Conversely, two anti-vaping lawmakers from Illinois are determined to lobby the FDA to ban all non-tobacco-flavored e-cigarette products. Democratic Senator Dick Durbin tweeted a news article on FDA’s marketing denial orders, urging the agency to “Now do JUUL.” Democrat Raja Krishanmoorthi retweeted  Durbin’s tweet, saying “What he said.” Ironically, more than 100 PPP loans were received by vape businesses in these Democrats’ own state, with recipients claiming a total of more than 600 jobs. All of these will be eliminated should the FDA ban all non-tobacco-flavored PMTAs.

These figures do not include all vape shops with more obscure names. Clearly, thousands of small businesses will be impacted and thousands more jobs.

Worse, lawmakers are actively urging an agency to run inefficiently. PMTAs were due September 9, 2020. In August 2020, the FDA announced that its Center for Tobacco Products (CTP) was “expanding hiring” due to an “influx” of PMTAs. The agency remarked that they expected “this hiring surge to continue for at least another 2-3 years.”


Ironically enough, the CTP does not actually receive taxpayer dollars, rather the FDA division “is funded solely by tobacco user fees.” In essence, the branch of the FDA that determines the fate of harm reduction alternatives to combustible tobacco is entirely funded by tobacco. This is the equivalent of having a horse and buggy manufacturer determine the safety and authorization of automobiles.

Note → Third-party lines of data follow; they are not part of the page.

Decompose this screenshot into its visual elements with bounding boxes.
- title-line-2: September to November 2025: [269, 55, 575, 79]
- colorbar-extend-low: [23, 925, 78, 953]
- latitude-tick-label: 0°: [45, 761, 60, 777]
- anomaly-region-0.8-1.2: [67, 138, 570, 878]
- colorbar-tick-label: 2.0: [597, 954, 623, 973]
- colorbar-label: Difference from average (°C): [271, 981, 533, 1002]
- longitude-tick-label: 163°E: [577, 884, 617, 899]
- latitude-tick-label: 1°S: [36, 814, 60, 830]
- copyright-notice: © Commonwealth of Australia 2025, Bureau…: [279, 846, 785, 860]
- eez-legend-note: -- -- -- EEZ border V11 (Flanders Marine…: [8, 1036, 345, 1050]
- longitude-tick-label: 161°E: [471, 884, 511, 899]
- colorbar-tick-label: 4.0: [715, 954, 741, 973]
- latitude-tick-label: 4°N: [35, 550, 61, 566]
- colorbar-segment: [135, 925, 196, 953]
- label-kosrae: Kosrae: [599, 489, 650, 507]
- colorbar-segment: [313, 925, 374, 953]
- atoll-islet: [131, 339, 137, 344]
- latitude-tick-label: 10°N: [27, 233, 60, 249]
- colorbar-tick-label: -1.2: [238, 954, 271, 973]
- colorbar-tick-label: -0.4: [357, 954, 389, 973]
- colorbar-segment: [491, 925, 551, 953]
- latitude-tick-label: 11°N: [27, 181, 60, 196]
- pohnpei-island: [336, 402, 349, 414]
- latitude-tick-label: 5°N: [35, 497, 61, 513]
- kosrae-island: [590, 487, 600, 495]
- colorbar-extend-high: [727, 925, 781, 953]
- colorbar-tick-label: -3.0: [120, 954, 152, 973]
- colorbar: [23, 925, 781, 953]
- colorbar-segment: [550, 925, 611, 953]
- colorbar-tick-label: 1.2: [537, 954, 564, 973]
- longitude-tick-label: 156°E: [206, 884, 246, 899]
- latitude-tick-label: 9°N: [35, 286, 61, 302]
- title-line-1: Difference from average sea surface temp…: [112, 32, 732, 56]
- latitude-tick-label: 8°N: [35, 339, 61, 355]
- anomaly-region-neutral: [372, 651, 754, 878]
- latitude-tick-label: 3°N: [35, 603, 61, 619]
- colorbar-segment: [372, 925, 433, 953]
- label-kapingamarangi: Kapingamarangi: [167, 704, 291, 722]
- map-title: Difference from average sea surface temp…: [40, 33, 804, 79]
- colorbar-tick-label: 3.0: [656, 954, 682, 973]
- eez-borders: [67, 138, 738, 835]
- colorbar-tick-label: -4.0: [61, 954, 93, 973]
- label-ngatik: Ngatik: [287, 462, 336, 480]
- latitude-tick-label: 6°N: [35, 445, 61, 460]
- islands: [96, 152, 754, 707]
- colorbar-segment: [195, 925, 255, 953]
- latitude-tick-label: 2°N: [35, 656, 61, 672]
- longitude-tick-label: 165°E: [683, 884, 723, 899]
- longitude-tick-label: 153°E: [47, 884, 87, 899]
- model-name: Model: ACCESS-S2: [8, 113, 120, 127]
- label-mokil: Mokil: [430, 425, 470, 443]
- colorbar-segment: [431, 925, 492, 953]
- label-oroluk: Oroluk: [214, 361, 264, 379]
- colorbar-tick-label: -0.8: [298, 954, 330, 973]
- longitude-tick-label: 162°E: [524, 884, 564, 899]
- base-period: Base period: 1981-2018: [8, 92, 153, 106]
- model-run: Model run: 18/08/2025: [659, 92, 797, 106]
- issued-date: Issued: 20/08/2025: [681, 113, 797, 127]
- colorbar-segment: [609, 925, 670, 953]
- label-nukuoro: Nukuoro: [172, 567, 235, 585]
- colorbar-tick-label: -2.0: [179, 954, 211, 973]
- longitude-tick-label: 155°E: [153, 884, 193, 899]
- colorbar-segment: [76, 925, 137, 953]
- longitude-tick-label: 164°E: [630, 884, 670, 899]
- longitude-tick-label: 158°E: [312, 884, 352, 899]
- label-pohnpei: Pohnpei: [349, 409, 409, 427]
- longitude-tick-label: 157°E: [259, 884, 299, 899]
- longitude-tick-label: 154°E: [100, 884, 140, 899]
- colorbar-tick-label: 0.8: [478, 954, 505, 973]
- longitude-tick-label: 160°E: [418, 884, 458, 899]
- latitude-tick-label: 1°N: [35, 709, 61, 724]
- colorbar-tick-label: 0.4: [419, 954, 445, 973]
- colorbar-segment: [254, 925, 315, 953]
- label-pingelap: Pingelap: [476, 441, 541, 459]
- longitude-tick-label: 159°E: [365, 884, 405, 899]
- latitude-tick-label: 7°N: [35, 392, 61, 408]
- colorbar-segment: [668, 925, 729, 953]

Lawmakers lobbying federal agencies is problematic at best. While CTP is funded by user fees, half of the FDA’s budget does come from taxpayers. Their budget is determined at the behest of federal lawmakers. It is possible that the FDA is worried that Sen. Durbin and Rep. Krishanmoorthi will move to reduce funding for the agency if the FDA does approve flavored e-cigarettes.

Because of the incompetence of the FDA and the ignorance of some members of Congress, millions of former adult smokers will be harmed, thousands of small businesses will shutter their doors, and many more will be laid off.

It would truly be ironic if the cause of layoffs and closures in 2021 was not due to COVID-19, but the federal government that spent trillions of dollars to keep business open only to have federal agencies that have very little to no congressional oversight close them.

Lindsey Stroud is Director of The Taxpayers Protection Alliance’s Consumer Center.